Things don’t look so bright for Cassandra:

  • It is not a silver bullet. It is a fantastic database, but be sure to learn about proper use cases. Don’t use it if yours is not one of those.
  • It is a JVM-based database, which means that at some point you will have to worry about Garbage Collection throughput. Then you will have to decide if it is cheaper to continually tune the GC or go for Azul’s Zing JVM.
  • Build many separate clusters for different usage patterns. There is no “one size fits all” when it comes to configuring Cassandra cluster.
  • Avoid running any Spark Jobs on a shared cluster. Spark Job (even more so an ill-configured one) can quickly max out Cassandra nodes and lead to a failure of the entire cluster.
  • Dive into the gory details of how Cassandra works internally. Sooner or later you will need that knowledge.
  • Be sure your developers know when and how to use it. Proper clustering/partitioning keys, TTL handling will help you not to kill any nodes and achieve the best performance.

Redis and Couchbase:

Other teams use Redis and Couchbase a lot, but I cannot really give you many details. I know we have had a lot of problems with Couchbase’s babysitter demon dying quite often and that we have found a major bug in Couchbase’s async (Rx) driver. Not much to tell other than that.
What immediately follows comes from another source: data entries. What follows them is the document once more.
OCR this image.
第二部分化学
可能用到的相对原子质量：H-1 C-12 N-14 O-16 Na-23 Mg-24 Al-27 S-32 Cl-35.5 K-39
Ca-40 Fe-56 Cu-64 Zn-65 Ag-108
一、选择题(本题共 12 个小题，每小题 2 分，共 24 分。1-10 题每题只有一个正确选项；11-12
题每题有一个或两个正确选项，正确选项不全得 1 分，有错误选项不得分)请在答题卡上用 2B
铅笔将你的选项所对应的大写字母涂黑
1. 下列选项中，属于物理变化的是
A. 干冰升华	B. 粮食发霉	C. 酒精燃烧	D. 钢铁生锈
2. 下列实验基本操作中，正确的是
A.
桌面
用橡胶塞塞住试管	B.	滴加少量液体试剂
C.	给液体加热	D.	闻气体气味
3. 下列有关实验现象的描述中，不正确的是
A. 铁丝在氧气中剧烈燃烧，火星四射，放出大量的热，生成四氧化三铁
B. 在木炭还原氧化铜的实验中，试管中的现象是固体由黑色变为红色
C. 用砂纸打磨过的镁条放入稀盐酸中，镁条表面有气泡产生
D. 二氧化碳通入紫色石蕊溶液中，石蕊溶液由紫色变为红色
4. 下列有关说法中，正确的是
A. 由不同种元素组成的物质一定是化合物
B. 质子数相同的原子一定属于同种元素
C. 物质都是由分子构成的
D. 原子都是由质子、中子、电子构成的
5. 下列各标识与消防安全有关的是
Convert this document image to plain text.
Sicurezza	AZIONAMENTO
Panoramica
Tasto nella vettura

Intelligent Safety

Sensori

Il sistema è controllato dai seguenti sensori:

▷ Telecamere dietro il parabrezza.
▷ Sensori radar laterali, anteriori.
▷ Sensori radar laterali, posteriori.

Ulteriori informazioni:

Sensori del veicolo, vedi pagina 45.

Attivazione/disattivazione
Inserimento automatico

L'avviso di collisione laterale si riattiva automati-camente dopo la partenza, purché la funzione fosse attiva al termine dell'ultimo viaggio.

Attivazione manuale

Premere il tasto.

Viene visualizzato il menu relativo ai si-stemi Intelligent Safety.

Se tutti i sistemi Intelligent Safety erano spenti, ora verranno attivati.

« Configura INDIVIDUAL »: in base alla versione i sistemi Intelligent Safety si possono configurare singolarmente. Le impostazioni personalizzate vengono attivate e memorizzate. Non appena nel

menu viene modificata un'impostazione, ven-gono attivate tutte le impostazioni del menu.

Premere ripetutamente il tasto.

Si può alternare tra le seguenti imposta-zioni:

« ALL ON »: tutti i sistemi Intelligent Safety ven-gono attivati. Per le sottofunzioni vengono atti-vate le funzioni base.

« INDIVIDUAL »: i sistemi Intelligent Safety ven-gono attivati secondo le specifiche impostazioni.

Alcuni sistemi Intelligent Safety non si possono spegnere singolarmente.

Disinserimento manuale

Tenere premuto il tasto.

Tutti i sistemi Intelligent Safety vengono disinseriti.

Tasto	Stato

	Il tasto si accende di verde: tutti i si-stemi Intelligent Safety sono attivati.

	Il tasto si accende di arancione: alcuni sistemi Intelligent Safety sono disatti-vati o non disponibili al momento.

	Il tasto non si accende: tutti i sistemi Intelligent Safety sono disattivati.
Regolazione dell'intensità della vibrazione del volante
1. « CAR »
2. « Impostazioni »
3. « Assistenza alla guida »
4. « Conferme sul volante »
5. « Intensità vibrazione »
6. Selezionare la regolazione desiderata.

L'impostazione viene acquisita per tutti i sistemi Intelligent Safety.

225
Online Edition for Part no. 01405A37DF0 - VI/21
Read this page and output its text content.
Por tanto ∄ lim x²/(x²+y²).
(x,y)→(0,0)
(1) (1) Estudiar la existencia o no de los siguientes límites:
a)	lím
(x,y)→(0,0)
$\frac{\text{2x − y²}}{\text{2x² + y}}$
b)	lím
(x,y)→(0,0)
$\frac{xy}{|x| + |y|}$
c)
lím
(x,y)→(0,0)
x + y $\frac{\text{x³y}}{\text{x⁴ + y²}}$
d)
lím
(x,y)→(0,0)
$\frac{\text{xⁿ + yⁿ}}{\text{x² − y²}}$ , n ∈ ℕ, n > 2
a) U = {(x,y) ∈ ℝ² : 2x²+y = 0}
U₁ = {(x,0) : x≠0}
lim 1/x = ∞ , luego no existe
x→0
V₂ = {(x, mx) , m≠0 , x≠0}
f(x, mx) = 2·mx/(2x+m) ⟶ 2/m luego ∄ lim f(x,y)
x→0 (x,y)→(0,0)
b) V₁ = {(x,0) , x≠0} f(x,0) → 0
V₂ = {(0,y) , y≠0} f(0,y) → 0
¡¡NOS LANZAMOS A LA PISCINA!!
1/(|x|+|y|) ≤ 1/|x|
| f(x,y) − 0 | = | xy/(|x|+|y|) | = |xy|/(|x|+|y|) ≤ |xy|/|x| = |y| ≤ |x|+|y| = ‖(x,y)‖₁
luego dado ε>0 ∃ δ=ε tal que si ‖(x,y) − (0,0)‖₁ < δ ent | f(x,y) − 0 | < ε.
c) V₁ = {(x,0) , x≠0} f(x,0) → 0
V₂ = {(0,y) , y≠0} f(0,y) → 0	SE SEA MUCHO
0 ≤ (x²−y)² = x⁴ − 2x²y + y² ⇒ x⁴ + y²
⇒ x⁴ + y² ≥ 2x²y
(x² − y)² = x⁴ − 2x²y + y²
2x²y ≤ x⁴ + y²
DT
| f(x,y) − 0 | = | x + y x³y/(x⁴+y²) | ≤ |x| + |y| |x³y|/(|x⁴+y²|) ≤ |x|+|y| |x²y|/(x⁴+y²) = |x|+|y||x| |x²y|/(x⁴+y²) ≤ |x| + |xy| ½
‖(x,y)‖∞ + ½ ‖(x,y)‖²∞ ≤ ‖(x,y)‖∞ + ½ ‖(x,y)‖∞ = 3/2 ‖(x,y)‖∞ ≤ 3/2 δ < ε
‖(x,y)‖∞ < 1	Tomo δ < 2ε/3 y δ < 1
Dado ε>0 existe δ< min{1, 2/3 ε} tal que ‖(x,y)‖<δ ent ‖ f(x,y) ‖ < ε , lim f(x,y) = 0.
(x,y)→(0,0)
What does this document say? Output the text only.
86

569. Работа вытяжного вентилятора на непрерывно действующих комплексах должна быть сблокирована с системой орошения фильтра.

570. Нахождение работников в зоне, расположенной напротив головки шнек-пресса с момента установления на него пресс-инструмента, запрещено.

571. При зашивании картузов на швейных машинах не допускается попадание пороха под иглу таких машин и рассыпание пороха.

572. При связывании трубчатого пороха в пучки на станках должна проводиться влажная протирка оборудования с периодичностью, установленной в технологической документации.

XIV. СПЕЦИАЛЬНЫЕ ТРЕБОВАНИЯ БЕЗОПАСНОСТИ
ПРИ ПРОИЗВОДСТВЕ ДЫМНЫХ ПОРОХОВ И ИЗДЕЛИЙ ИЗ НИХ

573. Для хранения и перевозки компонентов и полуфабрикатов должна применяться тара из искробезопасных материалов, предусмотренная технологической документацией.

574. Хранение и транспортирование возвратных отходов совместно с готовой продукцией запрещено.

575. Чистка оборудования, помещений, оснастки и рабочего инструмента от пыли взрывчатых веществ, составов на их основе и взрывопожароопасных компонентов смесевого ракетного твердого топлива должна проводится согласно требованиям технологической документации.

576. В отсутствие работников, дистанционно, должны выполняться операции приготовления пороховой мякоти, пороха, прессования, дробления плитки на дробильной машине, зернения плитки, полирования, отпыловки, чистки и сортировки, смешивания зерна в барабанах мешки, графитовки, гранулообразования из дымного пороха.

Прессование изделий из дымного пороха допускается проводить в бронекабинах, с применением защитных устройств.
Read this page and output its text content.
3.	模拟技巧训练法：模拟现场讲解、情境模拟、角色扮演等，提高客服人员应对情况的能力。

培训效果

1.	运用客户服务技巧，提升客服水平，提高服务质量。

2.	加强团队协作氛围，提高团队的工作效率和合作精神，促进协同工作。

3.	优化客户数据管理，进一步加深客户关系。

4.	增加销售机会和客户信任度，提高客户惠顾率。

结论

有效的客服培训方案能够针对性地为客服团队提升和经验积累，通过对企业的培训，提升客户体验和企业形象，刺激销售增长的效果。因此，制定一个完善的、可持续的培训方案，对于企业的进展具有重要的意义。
Vlad: Although not in the NoSQL category, being a NewSQL database, VoltDB is very promising because it’s very well suited for operating entirely in memory. When NVM storage will become mainstream, it’s going to be very well prepared to get the most out of these storage devices, unlike other disk-based oriented SQL or NoSQL databases.

Laurent: There are roughly two reasons to go NoSQL. Scale or non relational storage. Anyone looking into NoSQL for scale should read Aphyr’s blog post series before making any choice.

Thanks to Justin, Rafal, Vlad, and Laurent for sharing all their NoSQL knowledge! I hope you learned something from these questions and answers.